How can I prove this? Think about what they look like in memory:
Our array arr is 10 characters long. It contains "Hello", but wait, that's not all! Because we have a statically declared array longer than our message, we get a bunch of NULL characters ('\0') thrown in for free! Also, note how the name arr is conceptually attached to the contiguous characters, (it's not pointing to anything).
Next consider how our pointer would look in memory:
Note here we're pointing to a character array some place in read only memory.
So while both arr and ptr were initialized the same way, the contents/location of each is actually different.
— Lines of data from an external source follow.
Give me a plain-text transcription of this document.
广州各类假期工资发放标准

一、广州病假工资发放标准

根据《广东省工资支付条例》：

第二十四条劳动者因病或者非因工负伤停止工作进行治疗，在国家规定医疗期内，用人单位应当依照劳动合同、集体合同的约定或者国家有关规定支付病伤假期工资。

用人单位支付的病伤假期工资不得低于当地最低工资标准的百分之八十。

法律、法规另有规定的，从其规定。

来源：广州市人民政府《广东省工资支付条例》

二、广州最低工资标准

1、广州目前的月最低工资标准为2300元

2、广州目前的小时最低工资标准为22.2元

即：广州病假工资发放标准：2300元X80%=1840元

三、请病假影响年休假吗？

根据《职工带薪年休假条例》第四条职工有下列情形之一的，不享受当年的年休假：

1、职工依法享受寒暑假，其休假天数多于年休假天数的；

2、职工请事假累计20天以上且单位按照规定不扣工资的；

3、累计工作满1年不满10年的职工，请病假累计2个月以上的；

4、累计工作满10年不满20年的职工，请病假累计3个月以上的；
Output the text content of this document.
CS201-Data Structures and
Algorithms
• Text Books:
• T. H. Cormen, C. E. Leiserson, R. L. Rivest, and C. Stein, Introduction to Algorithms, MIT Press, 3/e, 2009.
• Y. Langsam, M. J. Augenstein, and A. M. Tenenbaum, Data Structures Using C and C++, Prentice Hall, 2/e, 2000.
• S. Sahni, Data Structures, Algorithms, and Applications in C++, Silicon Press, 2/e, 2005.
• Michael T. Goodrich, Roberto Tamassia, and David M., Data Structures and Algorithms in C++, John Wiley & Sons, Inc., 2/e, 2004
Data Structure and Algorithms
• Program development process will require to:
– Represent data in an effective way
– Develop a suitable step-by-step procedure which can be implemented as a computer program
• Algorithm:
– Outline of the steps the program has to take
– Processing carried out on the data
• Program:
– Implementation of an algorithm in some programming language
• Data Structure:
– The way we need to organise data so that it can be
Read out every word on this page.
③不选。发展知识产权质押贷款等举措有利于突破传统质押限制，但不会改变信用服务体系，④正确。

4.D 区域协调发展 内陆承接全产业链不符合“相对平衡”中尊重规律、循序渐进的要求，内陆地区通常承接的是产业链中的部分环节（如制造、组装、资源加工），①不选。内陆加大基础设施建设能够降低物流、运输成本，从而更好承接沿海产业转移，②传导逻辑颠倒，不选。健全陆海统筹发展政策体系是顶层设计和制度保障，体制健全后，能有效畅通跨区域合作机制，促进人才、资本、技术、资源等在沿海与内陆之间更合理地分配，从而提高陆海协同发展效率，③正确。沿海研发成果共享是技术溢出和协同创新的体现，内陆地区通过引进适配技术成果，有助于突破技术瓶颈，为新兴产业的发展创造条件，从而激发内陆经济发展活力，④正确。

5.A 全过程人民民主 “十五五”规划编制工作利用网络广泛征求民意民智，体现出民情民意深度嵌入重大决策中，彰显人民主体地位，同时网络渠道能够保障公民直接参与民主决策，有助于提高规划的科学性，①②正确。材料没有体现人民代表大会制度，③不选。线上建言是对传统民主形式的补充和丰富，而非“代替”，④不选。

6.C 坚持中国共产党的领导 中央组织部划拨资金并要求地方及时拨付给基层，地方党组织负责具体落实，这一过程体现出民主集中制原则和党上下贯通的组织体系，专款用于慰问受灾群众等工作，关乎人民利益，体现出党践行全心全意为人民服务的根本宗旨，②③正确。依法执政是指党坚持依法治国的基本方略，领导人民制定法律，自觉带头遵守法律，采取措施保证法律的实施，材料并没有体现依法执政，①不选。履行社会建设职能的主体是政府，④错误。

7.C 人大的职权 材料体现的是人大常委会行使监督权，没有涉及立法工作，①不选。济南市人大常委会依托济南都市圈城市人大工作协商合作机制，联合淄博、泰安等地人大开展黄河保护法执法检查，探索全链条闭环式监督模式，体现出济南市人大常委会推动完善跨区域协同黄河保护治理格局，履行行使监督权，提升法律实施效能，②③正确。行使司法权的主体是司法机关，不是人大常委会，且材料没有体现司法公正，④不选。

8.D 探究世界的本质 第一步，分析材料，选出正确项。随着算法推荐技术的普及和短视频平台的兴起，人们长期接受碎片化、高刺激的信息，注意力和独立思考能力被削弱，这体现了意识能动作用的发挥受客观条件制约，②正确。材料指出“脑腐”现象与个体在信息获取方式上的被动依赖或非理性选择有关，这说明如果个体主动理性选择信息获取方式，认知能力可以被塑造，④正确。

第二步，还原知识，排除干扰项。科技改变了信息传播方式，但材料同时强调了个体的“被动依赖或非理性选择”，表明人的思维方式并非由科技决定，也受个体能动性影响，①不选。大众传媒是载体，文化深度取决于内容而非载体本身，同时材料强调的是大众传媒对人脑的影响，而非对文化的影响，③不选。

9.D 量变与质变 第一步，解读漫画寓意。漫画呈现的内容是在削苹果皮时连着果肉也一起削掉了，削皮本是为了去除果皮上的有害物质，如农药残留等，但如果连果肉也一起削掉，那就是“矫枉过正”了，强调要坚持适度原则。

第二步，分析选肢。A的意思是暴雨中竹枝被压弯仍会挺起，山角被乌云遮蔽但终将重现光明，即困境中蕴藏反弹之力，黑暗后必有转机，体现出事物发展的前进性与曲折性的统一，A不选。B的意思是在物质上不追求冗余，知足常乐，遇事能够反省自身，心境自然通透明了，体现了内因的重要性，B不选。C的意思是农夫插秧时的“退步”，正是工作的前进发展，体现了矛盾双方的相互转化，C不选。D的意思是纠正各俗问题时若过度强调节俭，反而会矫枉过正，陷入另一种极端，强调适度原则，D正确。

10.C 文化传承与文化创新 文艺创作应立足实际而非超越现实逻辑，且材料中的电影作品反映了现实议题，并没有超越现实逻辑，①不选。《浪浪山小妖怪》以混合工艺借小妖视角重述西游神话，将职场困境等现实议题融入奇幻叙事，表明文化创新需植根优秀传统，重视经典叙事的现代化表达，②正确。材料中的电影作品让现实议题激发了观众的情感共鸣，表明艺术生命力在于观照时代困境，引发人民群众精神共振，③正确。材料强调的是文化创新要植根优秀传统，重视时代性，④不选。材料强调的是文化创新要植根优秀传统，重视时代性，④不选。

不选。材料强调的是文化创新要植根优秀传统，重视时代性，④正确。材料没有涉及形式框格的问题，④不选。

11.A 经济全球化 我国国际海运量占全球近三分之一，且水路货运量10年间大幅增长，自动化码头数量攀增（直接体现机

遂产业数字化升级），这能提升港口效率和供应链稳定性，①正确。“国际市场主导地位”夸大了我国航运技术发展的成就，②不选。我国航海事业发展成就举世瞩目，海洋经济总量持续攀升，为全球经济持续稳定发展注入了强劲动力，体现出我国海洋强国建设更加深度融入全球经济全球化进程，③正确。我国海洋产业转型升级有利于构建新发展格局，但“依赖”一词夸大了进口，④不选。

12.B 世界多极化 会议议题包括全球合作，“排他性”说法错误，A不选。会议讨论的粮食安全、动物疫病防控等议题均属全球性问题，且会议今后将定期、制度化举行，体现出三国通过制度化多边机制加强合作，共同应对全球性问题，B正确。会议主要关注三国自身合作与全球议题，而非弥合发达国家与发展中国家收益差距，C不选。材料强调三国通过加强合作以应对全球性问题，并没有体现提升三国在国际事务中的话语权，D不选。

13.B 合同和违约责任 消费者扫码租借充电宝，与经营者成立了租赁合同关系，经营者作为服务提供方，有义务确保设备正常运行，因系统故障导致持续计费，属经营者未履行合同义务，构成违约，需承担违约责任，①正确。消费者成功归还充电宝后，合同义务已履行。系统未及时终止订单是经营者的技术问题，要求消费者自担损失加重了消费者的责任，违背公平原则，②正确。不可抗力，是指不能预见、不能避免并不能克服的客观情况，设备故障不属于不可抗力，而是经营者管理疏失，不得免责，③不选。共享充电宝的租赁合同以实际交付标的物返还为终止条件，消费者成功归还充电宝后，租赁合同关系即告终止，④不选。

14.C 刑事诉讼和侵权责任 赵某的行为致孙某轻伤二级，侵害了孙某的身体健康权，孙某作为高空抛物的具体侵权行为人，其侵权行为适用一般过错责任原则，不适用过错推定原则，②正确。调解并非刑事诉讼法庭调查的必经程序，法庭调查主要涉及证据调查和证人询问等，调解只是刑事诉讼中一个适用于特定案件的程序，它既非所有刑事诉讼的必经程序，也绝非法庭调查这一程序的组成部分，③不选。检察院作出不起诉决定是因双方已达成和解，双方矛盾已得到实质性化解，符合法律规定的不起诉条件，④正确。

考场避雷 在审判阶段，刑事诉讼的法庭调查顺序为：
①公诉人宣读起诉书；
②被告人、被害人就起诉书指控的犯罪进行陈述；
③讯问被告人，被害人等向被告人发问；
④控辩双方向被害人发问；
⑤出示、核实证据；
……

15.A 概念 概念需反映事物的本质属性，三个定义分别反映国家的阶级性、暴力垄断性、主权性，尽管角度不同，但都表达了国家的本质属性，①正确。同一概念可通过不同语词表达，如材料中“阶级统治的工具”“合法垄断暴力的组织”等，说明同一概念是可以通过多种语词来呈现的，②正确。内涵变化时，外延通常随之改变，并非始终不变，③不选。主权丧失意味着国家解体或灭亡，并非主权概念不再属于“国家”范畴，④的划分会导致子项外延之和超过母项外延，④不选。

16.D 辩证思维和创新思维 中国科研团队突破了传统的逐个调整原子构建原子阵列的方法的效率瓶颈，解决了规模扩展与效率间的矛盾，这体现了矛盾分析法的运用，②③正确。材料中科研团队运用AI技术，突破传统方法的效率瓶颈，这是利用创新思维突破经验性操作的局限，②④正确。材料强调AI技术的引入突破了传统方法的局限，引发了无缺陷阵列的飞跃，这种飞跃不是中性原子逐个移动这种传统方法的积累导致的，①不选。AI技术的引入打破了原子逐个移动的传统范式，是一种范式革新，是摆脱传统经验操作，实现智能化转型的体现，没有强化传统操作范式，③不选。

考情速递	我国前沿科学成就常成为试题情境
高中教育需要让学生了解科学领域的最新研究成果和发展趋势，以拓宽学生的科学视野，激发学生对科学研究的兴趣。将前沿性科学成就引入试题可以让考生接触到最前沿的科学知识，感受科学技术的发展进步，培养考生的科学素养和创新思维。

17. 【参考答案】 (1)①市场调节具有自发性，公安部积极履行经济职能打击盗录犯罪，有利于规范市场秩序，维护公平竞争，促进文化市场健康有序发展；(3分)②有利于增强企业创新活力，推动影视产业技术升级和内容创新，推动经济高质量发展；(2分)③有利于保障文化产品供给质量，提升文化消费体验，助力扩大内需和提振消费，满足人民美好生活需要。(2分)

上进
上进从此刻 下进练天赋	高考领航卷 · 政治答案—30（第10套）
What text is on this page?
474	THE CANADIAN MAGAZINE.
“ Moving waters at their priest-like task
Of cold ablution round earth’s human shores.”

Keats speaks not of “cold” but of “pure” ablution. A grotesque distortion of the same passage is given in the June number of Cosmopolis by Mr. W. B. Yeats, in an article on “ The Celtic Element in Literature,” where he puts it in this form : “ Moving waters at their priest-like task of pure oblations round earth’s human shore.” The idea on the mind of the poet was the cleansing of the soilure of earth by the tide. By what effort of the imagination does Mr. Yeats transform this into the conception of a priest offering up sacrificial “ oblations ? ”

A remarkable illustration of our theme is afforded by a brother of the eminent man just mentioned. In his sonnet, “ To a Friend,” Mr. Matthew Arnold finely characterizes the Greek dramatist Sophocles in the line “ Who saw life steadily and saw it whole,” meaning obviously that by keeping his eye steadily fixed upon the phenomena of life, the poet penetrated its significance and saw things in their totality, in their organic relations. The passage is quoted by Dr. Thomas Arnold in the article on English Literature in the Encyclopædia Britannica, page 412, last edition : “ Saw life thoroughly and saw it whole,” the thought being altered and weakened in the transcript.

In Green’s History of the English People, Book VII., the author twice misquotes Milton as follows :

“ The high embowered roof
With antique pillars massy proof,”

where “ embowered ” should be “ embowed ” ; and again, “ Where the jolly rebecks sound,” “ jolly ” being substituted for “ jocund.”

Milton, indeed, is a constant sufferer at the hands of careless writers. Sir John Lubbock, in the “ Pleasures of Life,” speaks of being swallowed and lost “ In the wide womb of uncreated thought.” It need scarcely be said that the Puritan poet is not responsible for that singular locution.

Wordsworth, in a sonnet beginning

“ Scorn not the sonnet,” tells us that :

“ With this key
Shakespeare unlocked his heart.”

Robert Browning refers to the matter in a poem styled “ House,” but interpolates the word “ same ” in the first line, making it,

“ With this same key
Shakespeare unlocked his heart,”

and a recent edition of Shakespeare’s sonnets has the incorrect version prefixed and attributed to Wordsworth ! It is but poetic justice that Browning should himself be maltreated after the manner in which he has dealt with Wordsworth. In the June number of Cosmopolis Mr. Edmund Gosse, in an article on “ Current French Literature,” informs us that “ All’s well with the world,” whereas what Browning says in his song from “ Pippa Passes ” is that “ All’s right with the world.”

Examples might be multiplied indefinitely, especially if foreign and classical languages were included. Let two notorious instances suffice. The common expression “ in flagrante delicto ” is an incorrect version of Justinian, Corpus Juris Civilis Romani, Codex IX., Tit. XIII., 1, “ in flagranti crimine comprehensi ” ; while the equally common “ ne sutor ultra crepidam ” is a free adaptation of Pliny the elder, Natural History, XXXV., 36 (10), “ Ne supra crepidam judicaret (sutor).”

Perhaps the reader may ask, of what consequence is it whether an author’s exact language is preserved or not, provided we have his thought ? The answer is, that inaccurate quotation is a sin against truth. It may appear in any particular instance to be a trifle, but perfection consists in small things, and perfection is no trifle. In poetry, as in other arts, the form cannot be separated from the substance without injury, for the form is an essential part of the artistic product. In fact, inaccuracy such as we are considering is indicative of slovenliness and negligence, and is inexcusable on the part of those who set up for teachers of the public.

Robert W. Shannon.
This is the key point:ptr is a variable, we can point it to anything, arr is a constant, it will always refer to this block of 10 characters.
2) The [] is an "add and deference" operator that can be used on an address. Meaning that arr[0] is the same as saying *(arr+0). So yes doing this:
printf("%c %c", *(arr+1), *(ptr+1));
Would give you an output of "e e". It's not because arrays are pointers, it's because the name of an array arr and a pointer ptr both happen to give you an address.
Key point to #2: The deference operator * and the add and deference operator [] are not specific to pointers and arrays respectively. These operators simply work on addresses.
3) I don't have an extremely simple answer... so let's forget our character arrays for a second and take a look at it this example for an explanation:
int b; //this is integer type
&b; //this is the address of the int b, right?
int c[]; //this is the array of ints
&c; //this would be the address of the array, right?
So that's pretty understandable how about this:
*c; //that's the first element in the array
What does that line of code tell you? If I deference c, then I get an int. That means just plain c is an address. Since it's the start of the array it's the address of the array and also the address of the first element in the array, thus from a value standpoint:
c == &c;
4) Let me go off topic for a second here... this last question is part of the confusion of address arithmetic. I saw a question on SO at one point implying that addresses are just integer values... You need to understand that in C addresses have knowledge of type. That is to say:
iarr+1; //We added 1 to the address, so we moved 4 bytes
arr+1; //we added 1 to the address, so we moved 1 byte
Basically the sizeof(int) is 4 and the sizeof(char) is 1. So "adding 1 to an array" is not as simple as it looks.
So now, back to the question, why is arr+1 different from &arr+1? The first one is adding 1 * sizeof(char)=1 to the address, the second one is adding 1 * sizeof(arr)=10 to the address.
This is why even though they are both "only adding 1" they give different results.